Semua orang di tempat itu pun turut berkabung. Sekalipun mereka sudah dibangunkan dari ingatan jiwa masing-masing, tetapi duka saat kehilangan orang yang terdekat tetap saja menyakitkan. Laudi sudah merasakannya sendiri. Sedangkan yang dialami Bavi mungkin lebih menyakitkan. Ia menyaksikan sendiri bagaimana seluruh kotanya hancur dan dibantai oleh serangan Corux.

"Kami udah mencoba buat berlindung di pinggir pantai. Semua aparat militer melindungi kami. Tapi Molden-molden itu terus dateng nggak ada habisnya. Orang mati satu per satu, sampai akhirnya Corux itu bangun. Semua Molden lenyap, orang-orang yang diubah jadi Molden juga dimangsa sama induk Corux itu. Satu-satunya hal yang bisa kulakukan cuma bertahan hidup. Sendirian. Aku bahkan nggak boleh mati karena harus selesaiin misi ini," ratap anak itu tanpa terputus.

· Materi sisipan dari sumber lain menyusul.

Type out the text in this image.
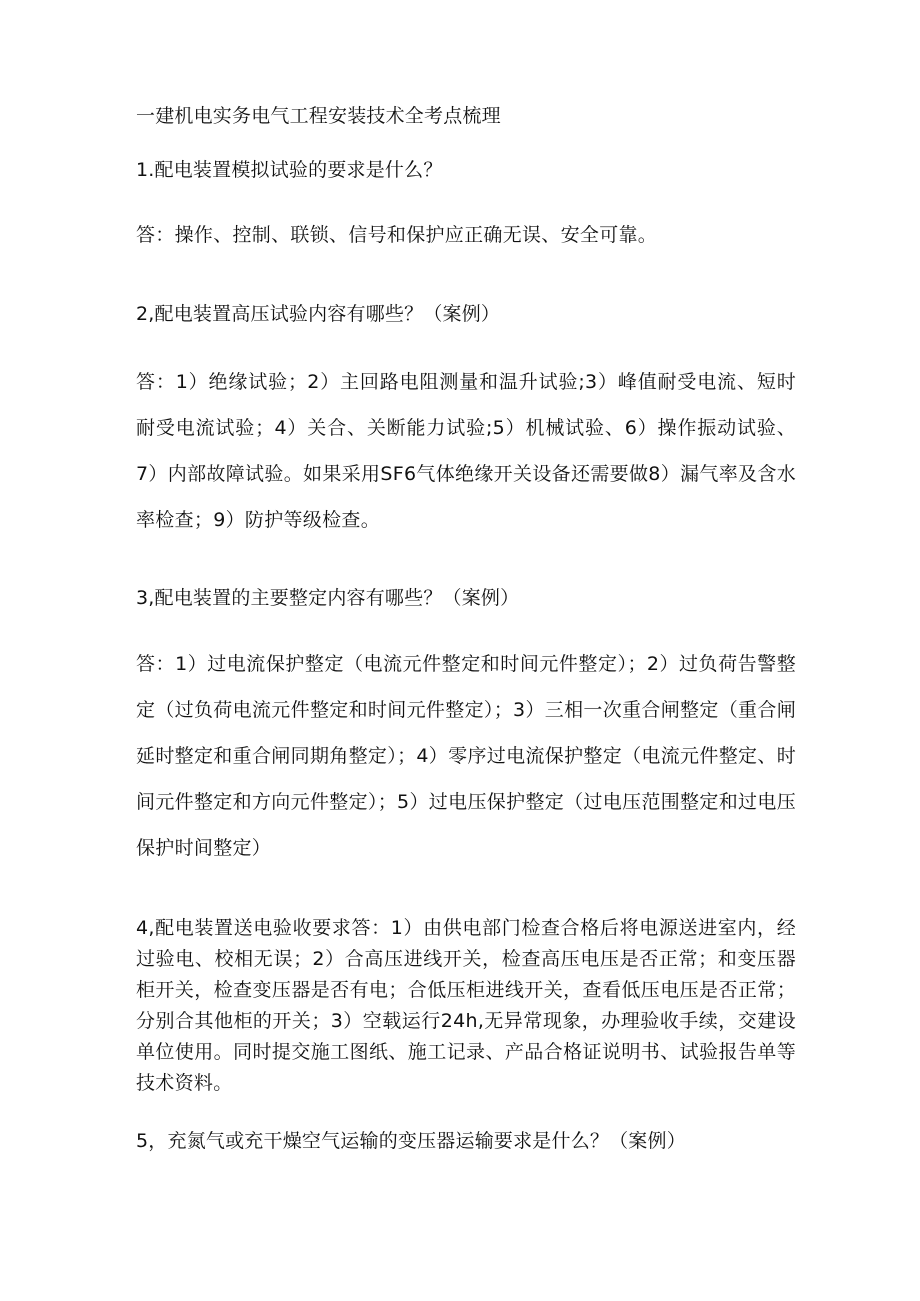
一建机电实务电气工程安装技术全考点梳理
1.配电装置模拟试验的要求是什么？
答：操作、控制、联锁、信号和保护应正确无误、安全可靠。
2,配电装置高压试验内容有哪些？（案例）
答：1）绝缘试验；2）主回路电阻测量和温升试验;3）峰值耐受电流、短时耐受电流试验；4）关合、关断能力试验;5）机械试验、6）操作振动试验、7）内部故障试验。如果采用SF6气体绝缘开关设备还需要做8）漏气率及含水率检查；9）防护等级检查。
3,配电装置的主要整定内容有哪些？（案例）
答：1）过电流保护整定（电流元件整定和时间元件整定）；2）过负荷告警整定（过负荷电流元件整定和时间元件整定）；3）三相一次重合闸整定（重合闸延时整定和重合闸同期角整定）；4）零序过电流保护整定（电流元件整定、时间元件整定和方向元件整定）；5）过电压保护整定（过电压范围整定和过电压保护时间整定）
4,配电装置送电验收要求答：1）由供电部门检查合格后将电源送进室内，经过验电、校相无误；2）合高压进线开关，检查高压电压是否正常；和变压器柜开关，检查变压器是否有电；合低压柜进线开关，查看低压电压是否正常；分别合其他柜的开关；3）空载运行24h,无异常现象，办理验收手续，交建设单位使用。同时提交施工图纸、施工记录、产品合格证说明书、试验报告单等技术资料。
5，充氮气或充干燥空气运输的变压器运输要求是什么？（案例）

"Kalau aja aku lebih kuat, aku bisa selamatin orang-orang itu," lanjut Bavi penuh kepedihan.

Laudi bisa merasakan kegetiran dalam setiap isak tangis anak itu. Kara bahkan sudah ikut menangis. Nilam, yang sudah berubah dalam wujud manusianya, turut memeluk bocah itu dengan hangat. Tidak ada yang bisa mereka lakukan untuk menghidupkan kembali para korban.

"Siapa namamu sekarang?" tanya Laudi kemudian.

"Nathan," sahut anak itu di sela-sela isak tangisnya.

"Ini semua bukan salahmu, Nathan. Kamu udah berusaha keras, dan bertahan hidup. Keberadaanmu sudah menjadi harapan untuk seluruh umat manusia yang tersisa. Terima kasih karena kamu masih hidup. Terima kasih karena kamu udah bertahan," hibur Laudi kemudian.

Seketika isak tangis pun pecah merobek kesunyian pagi itu. Bahkan Nilam yang bermental baja pun turut menangis. Tanpa bisa dikendalikan, kedua mata Laudi yang sedari tadi berkaca-kaca turut meneteskan air mata kepedihan. 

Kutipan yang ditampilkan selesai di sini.